What would you think of a chemist who thought
that all explosives were like TNT in that their explosive properties had to
be explained in terms of electrostatic chemical reactions? How would such a
chemist explain the explosion of a nuclear bomb? Would this chemist be acting
as a scientist in requiring that nuclear explosions be explained in terms of
electrostatic chemical reactions rather than in terms of fission and fusion
of atomic nuclei? Obviously not.
Scientific explanations need to invoke causal
powers that are adequate to account for the effects in question. By refusing
to employ intelligence in understanding biologically significant information,
the Darwinian biologists were essentially like this chemist, limiting themselves
to causal powers that were inherently inadequate for explaining the things they
were trying to explain. No wonder Darwinism is nowadays considered a pseudoscience.

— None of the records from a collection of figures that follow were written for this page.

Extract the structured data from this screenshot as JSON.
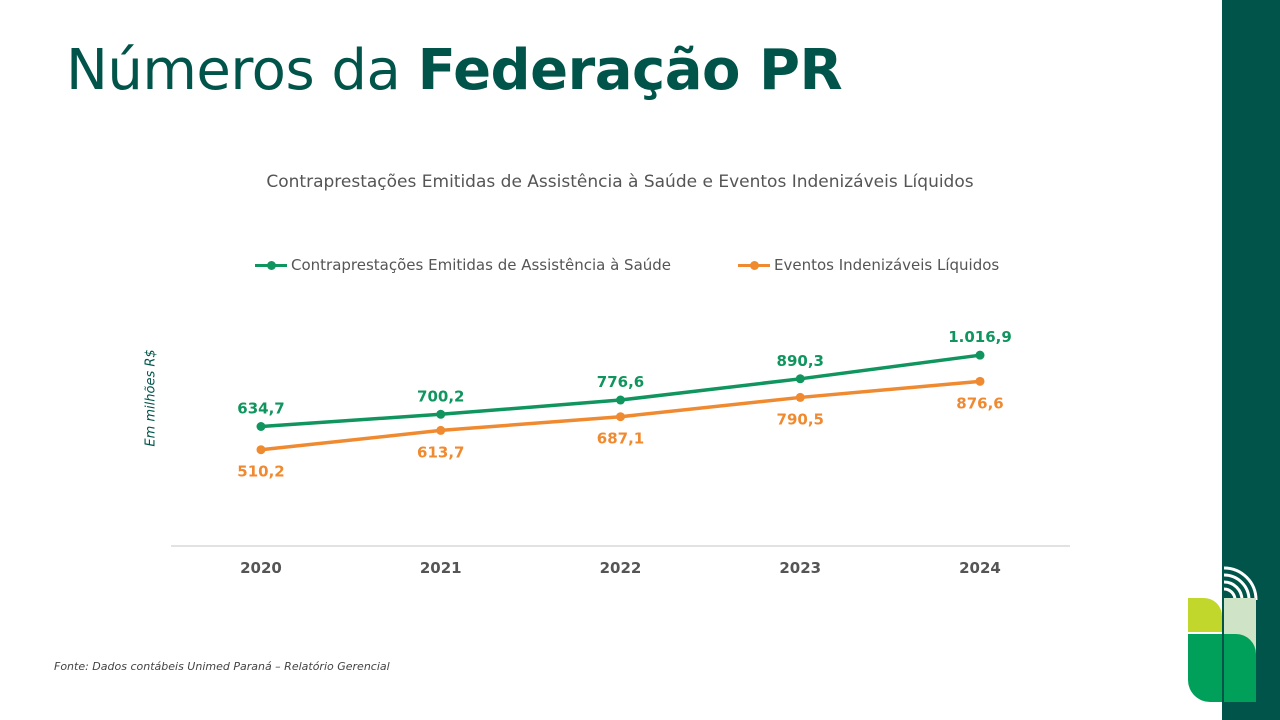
{
  "page": {
    "title_regular": "Números da",
    "title_bold": "Federação PR",
    "source": "Fonte: Dados contábeis Unimed Paraná – Relatório Gerencial"
  },
  "colors": {
    "brand_dark": "#00544a",
    "series_green": "#11955e",
    "series_orange": "#f08a30"
  },
  "chart_data": {
    "type": "line",
    "title": "Contraprestações Emitidas de Assistência à Saúde e Eventos Indenizáveis Líquidos",
    "ylabel": "Em milhões R$",
    "xlabel": "",
    "categories": [
      "2020",
      "2021",
      "2022",
      "2023",
      "2024"
    ],
    "ylim": [
      300,
      1200
    ],
    "grid": false,
    "legend_position": "top",
    "series": [
      {
        "name": "Contraprestações Emitidas de Assistência à Saúde",
        "color": "#11955e",
        "values": [
          634.7,
          700.2,
          776.6,
          890.3,
          1016.9
        ],
        "labels": [
          "634,7",
          "700,2",
          "776,6",
          "890,3",
          "1.016,9"
        ],
        "label_position": "above"
      },
      {
        "name": "Eventos Indenizáveis Líquidos",
        "color": "#f08a30",
        "values": [
          510.2,
          613.7,
          687.1,
          790.5,
          876.6
        ],
        "labels": [
          "510,2",
          "613,7",
          "687,1",
          "790,5",
          "876,6"
        ],
        "label_position": "below"
      }
    ]
  }
}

It does not possess, and indeed self-consciously rejects, the conceptual resources
needed to explain the origin of biological information. Some historians of science
are now even going so far as to call Darwinism the greatest swindle in the history
of ideas. But this is perhaps too extreme.

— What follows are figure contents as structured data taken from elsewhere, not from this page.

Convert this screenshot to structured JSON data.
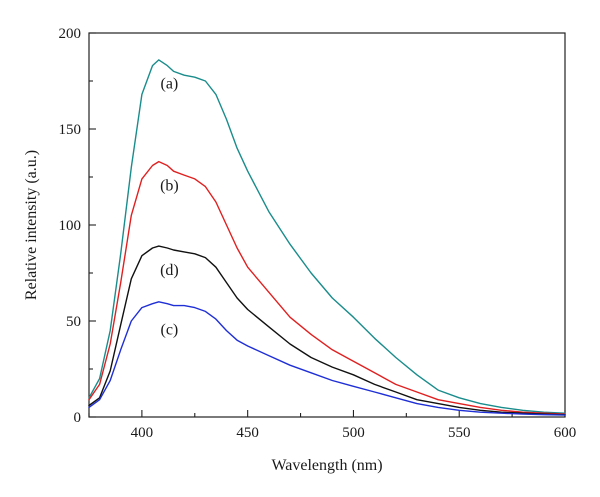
{
  "chart_data": {
    "type": "line",
    "xlabel": "Wavelength (nm)",
    "ylabel": "Relative intensity (a.u.)",
    "xlim": [
      375,
      600
    ],
    "ylim": [
      0,
      200
    ],
    "xticks": [
      400,
      450,
      500,
      550,
      600
    ],
    "yticks": [
      0,
      50,
      100,
      150,
      200
    ],
    "grid": false,
    "x": [
      375,
      380,
      385,
      390,
      395,
      400,
      405,
      408,
      412,
      415,
      420,
      425,
      430,
      435,
      440,
      445,
      450,
      460,
      470,
      480,
      490,
      500,
      510,
      520,
      530,
      540,
      550,
      560,
      570,
      580,
      590,
      600
    ],
    "series": [
      {
        "label": "(a)",
        "color": "#1a8c8c",
        "values": [
          10,
          20,
          45,
          85,
          130,
          168,
          183,
          186,
          183,
          180,
          178,
          177,
          175,
          168,
          155,
          140,
          128,
          107,
          90,
          75,
          62,
          52,
          41,
          31,
          22,
          14,
          10,
          7,
          5,
          3.5,
          2.5,
          2
        ]
      },
      {
        "label": "(b)",
        "color": "#e02020",
        "values": [
          9,
          17,
          38,
          70,
          105,
          124,
          131,
          133,
          131,
          128,
          126,
          124,
          120,
          112,
          100,
          88,
          78,
          65,
          52,
          43,
          35,
          29,
          23,
          17,
          13,
          9,
          7,
          5,
          3.5,
          2.5,
          2,
          1.5
        ]
      },
      {
        "label": "(d)",
        "color": "#111111",
        "values": [
          6,
          10,
          24,
          48,
          72,
          84,
          88,
          89,
          88,
          87,
          86,
          85,
          83,
          78,
          70,
          62,
          56,
          47,
          38,
          31,
          26,
          22,
          17,
          13,
          9,
          7,
          5,
          3.5,
          2.5,
          2,
          1.5,
          1.2
        ]
      },
      {
        "label": "(c)",
        "color": "#1f2fd6",
        "values": [
          5,
          9,
          19,
          35,
          50,
          57,
          59,
          60,
          59,
          58,
          58,
          57,
          55,
          51,
          45,
          40,
          37,
          32,
          27,
          23,
          19,
          16,
          13,
          10,
          7,
          5,
          3.5,
          2.5,
          2,
          1.5,
          1.2,
          1
        ]
      }
    ],
    "annotations": [
      {
        "text": "(a)",
        "x": 413,
        "y": 171
      },
      {
        "text": "(b)",
        "x": 413,
        "y": 118
      },
      {
        "text": "(d)",
        "x": 413,
        "y": 74
      },
      {
        "text": "(c)",
        "x": 413,
        "y": 43
      }
    ]
  }
}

The information-theoretic perspective did not
just come to govern biology but took hold throughout the natural sciences. Physics
from the time of Newton had sought to understand the physical world by positing
certain fundamental entities (particles, fields, strings), specifying the general
form of the equations to characterize those entities, prescribing initial and
boundary conditions for those equations, and then solving them. Often, these
were equations of motion that, on the basis of past states, predicted future
states. Within this classical conception of physics, the holy grail was to formulate
a "theory of everything"-a set of equations that could characterize
the constitution and dynamics of the universe at all levels of analysis.
But with information as the fundamental entity
of science, this conception of physics gave way. No longer was the physical
world to be understood by identifying an underlying structure that has to obey
certain equations no matter what. Instead, the world came to be seen as a nested
hierarchy of systems that convey information, and the job of physical theory
was to extract as much information from these systems as possible. Thus, rather
than see the scientist as Procrustes, forcing nature to conform to preconceived
theories, this informational approach turned the scientist into an inquirer
who asks nature questions, obtains answers, but must always remain open to the
possibility that nature has deeper levels of information to divulge.

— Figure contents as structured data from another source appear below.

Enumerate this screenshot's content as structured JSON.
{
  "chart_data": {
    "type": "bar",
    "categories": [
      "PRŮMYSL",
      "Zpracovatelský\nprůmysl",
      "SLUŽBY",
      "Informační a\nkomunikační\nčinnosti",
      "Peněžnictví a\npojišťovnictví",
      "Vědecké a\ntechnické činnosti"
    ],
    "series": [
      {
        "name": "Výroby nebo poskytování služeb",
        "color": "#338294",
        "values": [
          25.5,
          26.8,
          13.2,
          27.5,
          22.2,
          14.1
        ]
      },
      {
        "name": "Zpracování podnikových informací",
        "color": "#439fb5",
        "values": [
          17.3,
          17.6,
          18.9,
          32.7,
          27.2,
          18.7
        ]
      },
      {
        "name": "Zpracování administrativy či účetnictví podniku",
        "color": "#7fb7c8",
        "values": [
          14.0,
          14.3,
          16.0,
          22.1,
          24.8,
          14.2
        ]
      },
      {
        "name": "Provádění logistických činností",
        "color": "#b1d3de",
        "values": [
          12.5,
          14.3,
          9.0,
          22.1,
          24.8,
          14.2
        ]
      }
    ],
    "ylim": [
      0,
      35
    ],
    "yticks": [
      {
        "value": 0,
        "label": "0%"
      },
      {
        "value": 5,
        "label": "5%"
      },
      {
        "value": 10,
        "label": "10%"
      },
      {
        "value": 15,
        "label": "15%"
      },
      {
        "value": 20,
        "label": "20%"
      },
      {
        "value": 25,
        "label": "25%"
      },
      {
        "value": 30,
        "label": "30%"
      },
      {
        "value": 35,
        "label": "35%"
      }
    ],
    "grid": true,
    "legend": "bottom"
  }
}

Nothing of substance from the previous "mechanistic
science" was lost with this informational approach. As Roy Frieden had
shown, the full range of physics could be recovered within this informational
approach (Physics from Fisher Information: A Unification, Cambridge University
Press, 1998). The one thing that did give way, however, was the idea that physics
is a bottom-up affair in which knowledge of a system's parts determines knowledge
of the system as a whole. Within the informational approach, the whole was always
truly greater than the sum of its parts, for the whole could communicate information
that none of the parts could individually.
The primacy of information throughout the sciences
has had profound consequences for religion and faith. A world in which information
is not primary is a world seriously limited in what it can reveal about God.
This became evident with the rise of modern science-the world it gave us revealed
nothing about God except that God, if God exists at all, is a lawgiver. But
with information as the primary stuff, there are no limits on what the world
can in principle reveal about God. Theists of all stripes have therefore found
this newfound focus of science on information refreshing.